From his work in France, Hardy has also theorized on interbreeding.
“To think of something as closely related to us as Neanderthals are, to think that they don’t have symbolic thought when ultimately we are seeing through DNA evidence that they are interbreeding with modern humans’ ancestors—it doesn’t make any sense,” Hardy says. “Why are we going to interbreed with something incapable of symbolic thought?”
Hardy reckons the shared DNA and evidence of interbreeding suggest something further.
“At some level, we’re not really talking about Neanderthals going extinct, he says. “We’re talking about assimilation, where part of the Neanderthal genome is brought into the modern human.”
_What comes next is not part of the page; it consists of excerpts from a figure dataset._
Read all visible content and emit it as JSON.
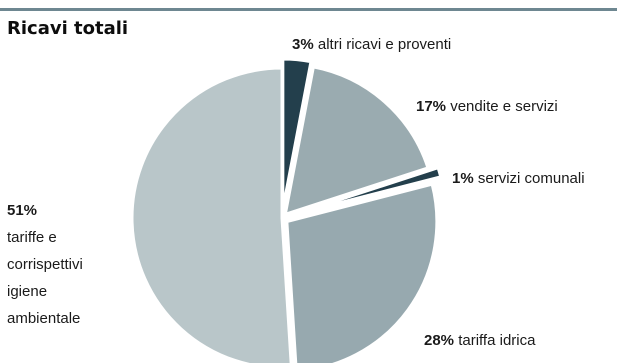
{
  "chart_data": {
    "type": "pie",
    "title": "Ricavi totali",
    "slices": [
      {
        "label": "altri ricavi e proventi",
        "pct_text": "3%",
        "value": 3,
        "color": "#233f4c"
      },
      {
        "label": "vendite e servizi",
        "pct_text": "17%",
        "value": 17,
        "color": "#9aabb0"
      },
      {
        "label": "servizi comunali",
        "pct_text": "1%",
        "value": 1,
        "color": "#233f4c"
      },
      {
        "label": "tariffa idrica",
        "pct_text": "28%",
        "value": 28,
        "color": "#97a9af"
      },
      {
        "label": "tariffe e corrispettivi igiene ambientale",
        "label_lines": [
          "tariffe e",
          "corrispettivi",
          "igiene",
          "ambientale"
        ],
        "pct_text": "51%",
        "value": 51,
        "color": "#b9c6c9"
      }
    ],
    "legend": "none",
    "colors": {
      "rule": "#6e8791",
      "dark": "#233f4c"
    }
  }
}
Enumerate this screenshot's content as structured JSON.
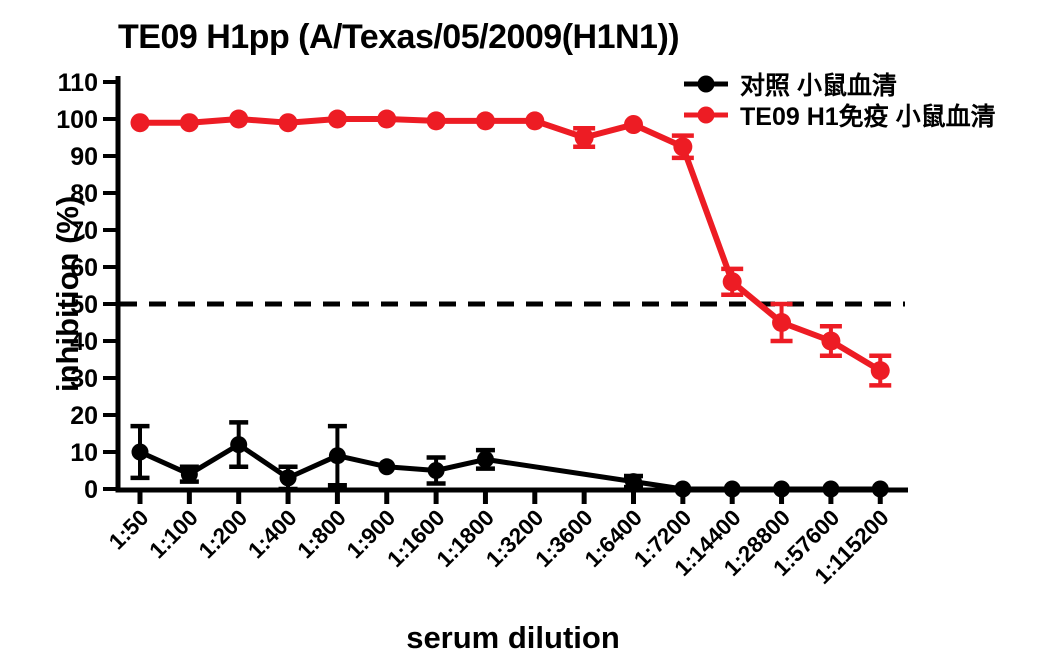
{
  "chart_data": {
    "type": "line",
    "title": "TE09 H1pp (A/Texas/05/2009(H1N1))",
    "xlabel": "serum dilution",
    "ylabel": "inhibition (%)",
    "categories": [
      "1:50",
      "1:100",
      "1:200",
      "1:400",
      "1:800",
      "1:900",
      "1:1600",
      "1:1800",
      "1:3200",
      "1:3600",
      "1:6400",
      "1:7200",
      "1:14400",
      "1:28800",
      "1:57600",
      "1:115200"
    ],
    "ylim": [
      0,
      110
    ],
    "ytick_step": 10,
    "grid": false,
    "legend_position": "top-right",
    "reference_line": {
      "y": 50,
      "style": "dashed",
      "color": "#000000"
    },
    "series": [
      {
        "name": "对照 小鼠血清",
        "color": "#000000",
        "marker": "circle",
        "values": [
          10,
          4,
          12,
          3,
          9,
          6,
          5,
          8,
          null,
          null,
          2,
          0,
          0,
          0,
          0,
          0
        ],
        "errors": [
          7,
          2,
          6,
          3,
          8,
          0,
          3.5,
          2.5,
          null,
          null,
          1.5,
          0,
          0,
          0,
          0,
          0
        ]
      },
      {
        "name": "TE09 H1免疫 小鼠血清",
        "color": "#ED1C24",
        "marker": "circle",
        "values": [
          99,
          99,
          100,
          99,
          100,
          100,
          99.5,
          99.5,
          99.5,
          95,
          98.5,
          92.5,
          56,
          45,
          40,
          32
        ],
        "errors": [
          0,
          0,
          0,
          0,
          0,
          0,
          0,
          0,
          0,
          2.5,
          0,
          3,
          3.5,
          5,
          4,
          4
        ]
      }
    ]
  }
}
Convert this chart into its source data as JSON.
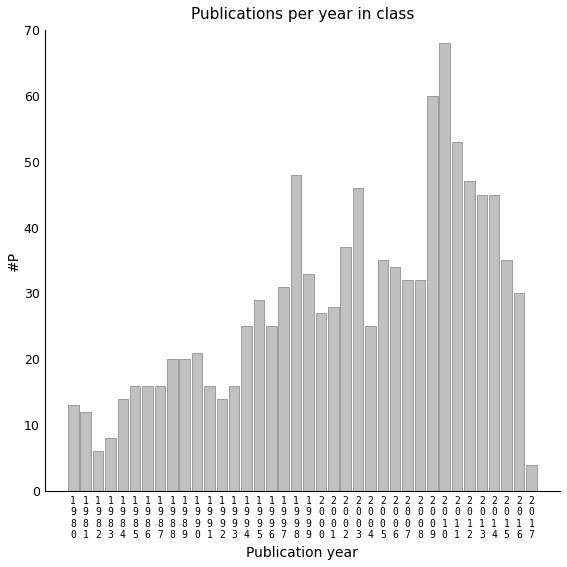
{
  "title": "Publications per year in class",
  "xlabel": "Publication year",
  "ylabel": "#P",
  "bar_color": "#c0c0c0",
  "edge_color": "#808080",
  "years": [
    1980,
    1981,
    1982,
    1983,
    1984,
    1985,
    1986,
    1987,
    1988,
    1989,
    1990,
    1991,
    1992,
    1993,
    1994,
    1995,
    1996,
    1997,
    1998,
    1999,
    2000,
    2001,
    2002,
    2003,
    2004,
    2005,
    2006,
    2007,
    2008,
    2009,
    2010,
    2011,
    2012,
    2013,
    2014,
    2015,
    2016,
    2017
  ],
  "values": [
    13,
    12,
    6,
    8,
    14,
    16,
    16,
    16,
    20,
    20,
    21,
    16,
    14,
    16,
    25,
    29,
    25,
    31,
    48,
    33,
    27,
    28,
    37,
    46,
    25,
    35,
    34,
    32,
    32,
    60,
    68,
    53,
    47,
    45,
    45,
    35,
    30,
    4
  ],
  "ylim": [
    0,
    70
  ],
  "yticks": [
    0,
    10,
    20,
    30,
    40,
    50,
    60,
    70
  ],
  "background_color": "#ffffff"
}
Or as Larson puts it, if Neanderthals were alive today, they could blend in on a bus in any city, particularly in Europe or West Asia.
The discoveries at Shanidar Cave and elsewhere add that not only would the Neanderthals blend in, but any one of them might give up a seat for a less able passenger. Or hold the door.
Barker hopes Shanidar Cave will continue to reveal more answers. Every scrape of the trowel, every swish of the brush, every microscopic soil analysis promises clues to come.